Gould decides to not have the surgery, runs oafishly out of the complex, steals the white van and speeds off.  LeBreaux finds Gould and tries to take him back.  Gould uses his one martial art — banging a guy’s head into the ground — and beats LeBreaux unconscious.  Blah blah, some other goons knock Gould out and take him back to the institute for surgery.  After the surgery, his head is bandaged like the men he saw at the institute.  And:

  • LeBreaux comes to visit, carrying flowers.  Hunh, they’re suddenly bros?  Or is it frères?  Is this the beginning of a LeBreaux-mance?
  • Gould’s personality is completely changed.  He is now warm and smiling and friendly.  Was he supposed to have gotten a lobotomy?  I don’t think this would be the result.  Why is he not like the other men?
  • And why is the doctor so gung-ho about lobotomies anyway?  It wasn’t just revenge against Gould — remember, there was a room full of these guys.
  • There is a long, purposeful close-up of Gould’s eye which I don’t understand at all.  I know lobotomies can be done through the eye-hole, but there is no indication of that. There is no tear which would indicate something . . . anything.  It just seems random.
  • The cop lights a cigar as he leaves, just as Gould had smoked them before. LeBreaux had only smoked cigarettes.  Are we supposed to think that Gould and the cop switched faces?  Clearly they did not, but why else throw that scene in?

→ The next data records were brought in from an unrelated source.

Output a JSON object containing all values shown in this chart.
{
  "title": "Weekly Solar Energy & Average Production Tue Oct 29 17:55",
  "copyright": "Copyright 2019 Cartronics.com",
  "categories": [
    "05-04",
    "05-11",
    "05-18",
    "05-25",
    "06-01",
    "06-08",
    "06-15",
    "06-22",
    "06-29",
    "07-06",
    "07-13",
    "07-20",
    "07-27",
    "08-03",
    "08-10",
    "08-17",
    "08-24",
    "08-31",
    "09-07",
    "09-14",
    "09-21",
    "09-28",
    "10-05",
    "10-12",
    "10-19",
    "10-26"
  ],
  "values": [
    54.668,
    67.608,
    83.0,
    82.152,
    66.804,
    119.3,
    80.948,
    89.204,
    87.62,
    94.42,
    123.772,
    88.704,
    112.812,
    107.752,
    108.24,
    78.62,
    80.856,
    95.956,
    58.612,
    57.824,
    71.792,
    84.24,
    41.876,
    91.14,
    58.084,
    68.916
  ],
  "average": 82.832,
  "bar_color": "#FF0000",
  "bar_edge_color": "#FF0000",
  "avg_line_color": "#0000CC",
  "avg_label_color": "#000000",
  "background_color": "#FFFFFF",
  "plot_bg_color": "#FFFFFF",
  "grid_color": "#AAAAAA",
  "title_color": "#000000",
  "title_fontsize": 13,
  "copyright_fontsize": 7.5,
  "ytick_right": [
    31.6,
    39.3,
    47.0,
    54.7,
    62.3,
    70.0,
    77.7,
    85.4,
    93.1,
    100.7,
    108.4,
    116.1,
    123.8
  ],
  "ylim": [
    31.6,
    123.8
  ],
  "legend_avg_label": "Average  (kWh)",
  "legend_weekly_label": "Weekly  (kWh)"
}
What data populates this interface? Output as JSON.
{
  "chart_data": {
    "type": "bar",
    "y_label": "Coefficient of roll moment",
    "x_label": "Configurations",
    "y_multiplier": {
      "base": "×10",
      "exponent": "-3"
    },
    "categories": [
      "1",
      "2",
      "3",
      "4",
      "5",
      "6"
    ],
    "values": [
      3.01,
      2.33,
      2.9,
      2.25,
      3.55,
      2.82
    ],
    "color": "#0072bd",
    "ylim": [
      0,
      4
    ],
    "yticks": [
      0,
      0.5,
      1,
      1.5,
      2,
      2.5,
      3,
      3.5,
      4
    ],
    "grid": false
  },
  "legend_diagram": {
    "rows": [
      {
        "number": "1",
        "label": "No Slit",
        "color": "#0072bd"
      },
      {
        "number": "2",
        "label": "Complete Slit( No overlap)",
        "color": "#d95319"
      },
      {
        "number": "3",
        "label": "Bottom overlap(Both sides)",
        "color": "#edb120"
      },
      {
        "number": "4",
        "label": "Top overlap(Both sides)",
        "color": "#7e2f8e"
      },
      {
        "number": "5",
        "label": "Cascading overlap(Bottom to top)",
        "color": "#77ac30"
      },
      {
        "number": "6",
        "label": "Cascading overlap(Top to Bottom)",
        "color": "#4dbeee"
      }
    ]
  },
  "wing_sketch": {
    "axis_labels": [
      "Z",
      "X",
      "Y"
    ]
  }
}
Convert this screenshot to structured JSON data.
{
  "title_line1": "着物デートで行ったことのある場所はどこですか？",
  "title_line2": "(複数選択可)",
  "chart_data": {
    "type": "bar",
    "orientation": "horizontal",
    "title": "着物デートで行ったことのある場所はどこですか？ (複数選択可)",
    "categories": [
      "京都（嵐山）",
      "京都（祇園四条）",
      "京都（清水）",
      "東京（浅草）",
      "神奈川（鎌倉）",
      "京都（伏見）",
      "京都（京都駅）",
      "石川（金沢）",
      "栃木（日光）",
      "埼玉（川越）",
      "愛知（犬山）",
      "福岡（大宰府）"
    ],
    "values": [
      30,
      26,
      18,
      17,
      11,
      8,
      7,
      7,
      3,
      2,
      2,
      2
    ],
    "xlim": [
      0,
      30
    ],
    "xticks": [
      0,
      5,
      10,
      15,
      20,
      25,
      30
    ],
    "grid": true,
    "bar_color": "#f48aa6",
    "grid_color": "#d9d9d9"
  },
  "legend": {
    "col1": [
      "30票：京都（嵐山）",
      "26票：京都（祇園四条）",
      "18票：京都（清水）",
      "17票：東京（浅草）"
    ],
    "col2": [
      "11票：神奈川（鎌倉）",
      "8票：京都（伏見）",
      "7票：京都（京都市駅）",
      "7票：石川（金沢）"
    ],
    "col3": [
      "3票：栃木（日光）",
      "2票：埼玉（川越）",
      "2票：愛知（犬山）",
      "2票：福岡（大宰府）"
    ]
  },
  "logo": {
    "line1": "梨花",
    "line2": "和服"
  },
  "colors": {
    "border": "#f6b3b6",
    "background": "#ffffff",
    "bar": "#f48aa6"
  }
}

Merde.  Just a steaming load of merde.

Other Stuff:

  • [1] Kudos where due.  They exited the van with all the men wearing military garrison caps, except one wearing a fedora.  I immediately thought they were idiots by making their charge so easily identifiable, but Gould was wearing one of the caps.
  • [2] And maybe still do.  Every 10 years, I’ll look at a current issue — same jokes.
  • After some time back in the US, the titular hitchhiker is back in France.  This guy really needs an AAA membership (remember, this was pre Google Maps).